Others include Tam Goosen, Soo Wong, Carrie Cheng, and Peter Lam. Many are convinced that the reason is because Hong Kong “is a colonialplace where they had no say in government whatsoever. ” “In Hong Kong, there’snever been any democratic procedure until a few years ago. ” “Chinese culturethrough thousands of years has never had an elected-representative type ofWestern democracy system. So it’s not a surprise. .Order now
. (Hong Kong) is not a placewhere people exercise their democratic rights. ” There is a very common beliefthat you should not offend or challenge authority. People have lost a lot of confidence in politicians because of poorexamples provided by ongoing tensions between Communist China and nationalistTaiwan.
“We have to educate them and tell them politics in North America andCanada is very different from what they saw of politics in Hong Kong and China. “Dr. Joseph Wong, whose community activism has earned him the Order ofCanada, thinks that despite changes in Chinese attitudes, fear is still anobstacle towards political evolution. People are not afraid to demand for equalrights but the so-called mainstream politics and elected office is stillbaffling to the Chinese. The Chinese community’s history in Canada also plays amajor role in its reluctance to venture into politics. Following the completionof the Canadian Pacific Railway, the federal government imposed a heavy head taxon new Chinese immigrants.
Only from the late 1960s and early 1970s, theTrudeau government liberalization of immigration that Chinese people came toCanada from Hong Kong. In 1979 , he organized a demonstration to urge thefederal government to admit more “boat people” – community members were appalled. “Don’t rock the boat” was exactly what they said. They said that Canada hadgiven them a shelter and they should not demand any rights. Later that year, W5 – a CTV public affairs program – aired a segmentcalled Campus Giveaway, which was about Chinese students taking over Canadianuniversities and leaving Canadian students out in the cold. Within 2 to 3months, there were 16 anti-W5 committees.
The protest eventually forced W5 tooffer an unqualified apology. Those 16 groups went on to form the ChineseCanadian National Council. “We learned the Canadian way of handling injustice. “Richard Ling, a lawyer, disagrees with Wong’s assertion that thecommunity lacks the confidence to flex its political muscles.
“I don’t thinkthe problem comes from lack of confidence or lack of sophistication because. . . alot of the people who came from Hong Kong came from reasonably successfulbackgrounds. ” Ling says that it’s the parties themselves that are holding backthe community from playing a meaningful role in politics. Ling says thatanother major barrier is the tendency for those in power to choose a communityrepresentative who becomes “their eyes, ears and mouthpiece for the governmentat any level.
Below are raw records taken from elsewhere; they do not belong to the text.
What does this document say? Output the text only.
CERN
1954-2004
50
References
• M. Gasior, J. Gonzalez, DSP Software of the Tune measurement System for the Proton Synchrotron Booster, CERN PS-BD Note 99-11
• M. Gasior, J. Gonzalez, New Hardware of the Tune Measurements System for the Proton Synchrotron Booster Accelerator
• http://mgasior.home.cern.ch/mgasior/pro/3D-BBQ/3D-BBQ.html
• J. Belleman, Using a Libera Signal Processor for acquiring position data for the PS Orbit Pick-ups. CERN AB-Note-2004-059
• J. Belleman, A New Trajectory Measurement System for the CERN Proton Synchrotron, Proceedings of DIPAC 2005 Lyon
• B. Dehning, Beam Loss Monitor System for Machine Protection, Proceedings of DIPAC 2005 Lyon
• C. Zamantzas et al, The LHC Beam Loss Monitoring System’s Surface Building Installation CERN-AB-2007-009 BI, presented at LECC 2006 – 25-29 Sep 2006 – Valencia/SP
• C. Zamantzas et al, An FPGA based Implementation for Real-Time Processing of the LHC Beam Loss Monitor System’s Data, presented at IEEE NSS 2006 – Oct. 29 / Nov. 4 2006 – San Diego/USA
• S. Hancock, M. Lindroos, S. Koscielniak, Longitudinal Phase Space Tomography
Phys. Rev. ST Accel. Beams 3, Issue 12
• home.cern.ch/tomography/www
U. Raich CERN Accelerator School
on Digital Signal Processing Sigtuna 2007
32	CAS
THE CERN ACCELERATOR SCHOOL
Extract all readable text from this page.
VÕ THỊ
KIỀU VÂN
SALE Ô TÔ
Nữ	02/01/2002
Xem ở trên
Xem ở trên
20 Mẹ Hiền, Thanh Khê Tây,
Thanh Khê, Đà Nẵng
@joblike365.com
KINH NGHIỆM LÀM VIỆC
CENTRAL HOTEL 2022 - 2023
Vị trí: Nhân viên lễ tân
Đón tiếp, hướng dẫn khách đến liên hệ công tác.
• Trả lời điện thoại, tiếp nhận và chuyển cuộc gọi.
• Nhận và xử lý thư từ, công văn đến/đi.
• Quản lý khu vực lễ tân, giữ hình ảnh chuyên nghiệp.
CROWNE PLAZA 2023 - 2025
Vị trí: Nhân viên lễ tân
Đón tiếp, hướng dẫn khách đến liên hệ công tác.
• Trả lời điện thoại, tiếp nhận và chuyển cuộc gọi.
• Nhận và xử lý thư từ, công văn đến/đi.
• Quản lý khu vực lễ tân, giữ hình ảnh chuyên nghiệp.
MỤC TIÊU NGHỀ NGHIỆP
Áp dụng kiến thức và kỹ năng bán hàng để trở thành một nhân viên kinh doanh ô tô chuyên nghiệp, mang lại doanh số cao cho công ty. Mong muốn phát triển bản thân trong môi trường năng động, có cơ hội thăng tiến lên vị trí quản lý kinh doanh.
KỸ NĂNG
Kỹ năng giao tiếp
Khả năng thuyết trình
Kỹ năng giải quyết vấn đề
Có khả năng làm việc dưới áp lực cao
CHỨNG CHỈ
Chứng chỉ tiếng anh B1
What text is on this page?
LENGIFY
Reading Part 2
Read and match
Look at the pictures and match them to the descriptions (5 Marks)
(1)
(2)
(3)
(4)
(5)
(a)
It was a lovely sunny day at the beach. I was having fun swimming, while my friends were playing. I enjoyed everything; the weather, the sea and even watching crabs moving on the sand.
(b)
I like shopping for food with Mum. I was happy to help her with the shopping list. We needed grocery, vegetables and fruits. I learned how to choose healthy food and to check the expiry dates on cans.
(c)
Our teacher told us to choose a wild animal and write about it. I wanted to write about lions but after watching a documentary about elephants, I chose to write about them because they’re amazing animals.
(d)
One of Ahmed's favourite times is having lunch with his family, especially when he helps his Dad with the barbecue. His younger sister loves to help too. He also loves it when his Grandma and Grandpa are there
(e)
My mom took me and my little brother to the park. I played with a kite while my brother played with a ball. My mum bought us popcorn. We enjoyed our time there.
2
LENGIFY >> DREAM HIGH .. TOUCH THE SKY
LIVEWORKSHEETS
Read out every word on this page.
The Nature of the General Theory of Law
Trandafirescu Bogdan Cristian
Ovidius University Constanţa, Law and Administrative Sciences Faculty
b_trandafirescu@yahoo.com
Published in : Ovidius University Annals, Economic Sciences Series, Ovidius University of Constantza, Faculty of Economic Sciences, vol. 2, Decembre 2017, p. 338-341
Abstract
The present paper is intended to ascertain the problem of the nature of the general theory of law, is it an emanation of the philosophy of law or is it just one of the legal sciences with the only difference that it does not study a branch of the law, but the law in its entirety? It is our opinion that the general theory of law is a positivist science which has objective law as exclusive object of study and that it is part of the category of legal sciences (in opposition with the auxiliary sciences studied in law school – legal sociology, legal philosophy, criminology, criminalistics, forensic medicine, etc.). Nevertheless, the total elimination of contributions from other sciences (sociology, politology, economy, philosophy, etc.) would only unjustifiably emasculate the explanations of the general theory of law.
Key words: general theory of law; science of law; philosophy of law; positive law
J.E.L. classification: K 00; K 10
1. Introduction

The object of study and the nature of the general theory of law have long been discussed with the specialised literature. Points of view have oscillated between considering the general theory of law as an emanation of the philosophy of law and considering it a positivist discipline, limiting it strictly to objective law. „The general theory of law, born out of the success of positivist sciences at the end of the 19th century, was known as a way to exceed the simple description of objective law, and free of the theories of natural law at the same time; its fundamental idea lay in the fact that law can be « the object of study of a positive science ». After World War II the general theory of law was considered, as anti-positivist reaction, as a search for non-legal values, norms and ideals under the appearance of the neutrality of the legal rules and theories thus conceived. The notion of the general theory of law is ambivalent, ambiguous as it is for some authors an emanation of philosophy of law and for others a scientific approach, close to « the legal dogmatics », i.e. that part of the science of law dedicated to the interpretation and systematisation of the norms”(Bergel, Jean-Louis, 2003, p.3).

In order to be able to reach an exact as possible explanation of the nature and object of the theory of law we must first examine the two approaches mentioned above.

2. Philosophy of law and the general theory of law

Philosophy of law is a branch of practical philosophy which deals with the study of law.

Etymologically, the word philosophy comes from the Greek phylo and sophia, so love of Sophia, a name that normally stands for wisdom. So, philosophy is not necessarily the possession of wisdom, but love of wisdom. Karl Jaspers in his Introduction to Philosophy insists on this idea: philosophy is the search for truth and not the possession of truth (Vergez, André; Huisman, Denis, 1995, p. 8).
“When Ling organized a fundraising event for the Liberal Leader LynMcLeod, he planed to had over a cheque for $250,000 to McLeod. When they didnot promise her attendance, Ling canceled it and id it for Mike Harris instead. “I’m trying to get some assess into the government. If you want to deny meaccess then I’ll get somebody else to listen to me.
“”To read in the newspaper that Lyn McLeod or the liberal party felt partof the reason they lost is because the ethnic communities could not support afemale leader, to me, it’s pouring salt on insult,” Ling says. Now he hasswitched his loyalties, including financial support, to the Harris government. Dr. Alan Li, says the Hong Kong community faces several barriers tobecoming a political force. And, he says, while Hong Kong immigrants are viewedas wealthy, starting a new life in Canada is a real challenge for many of them.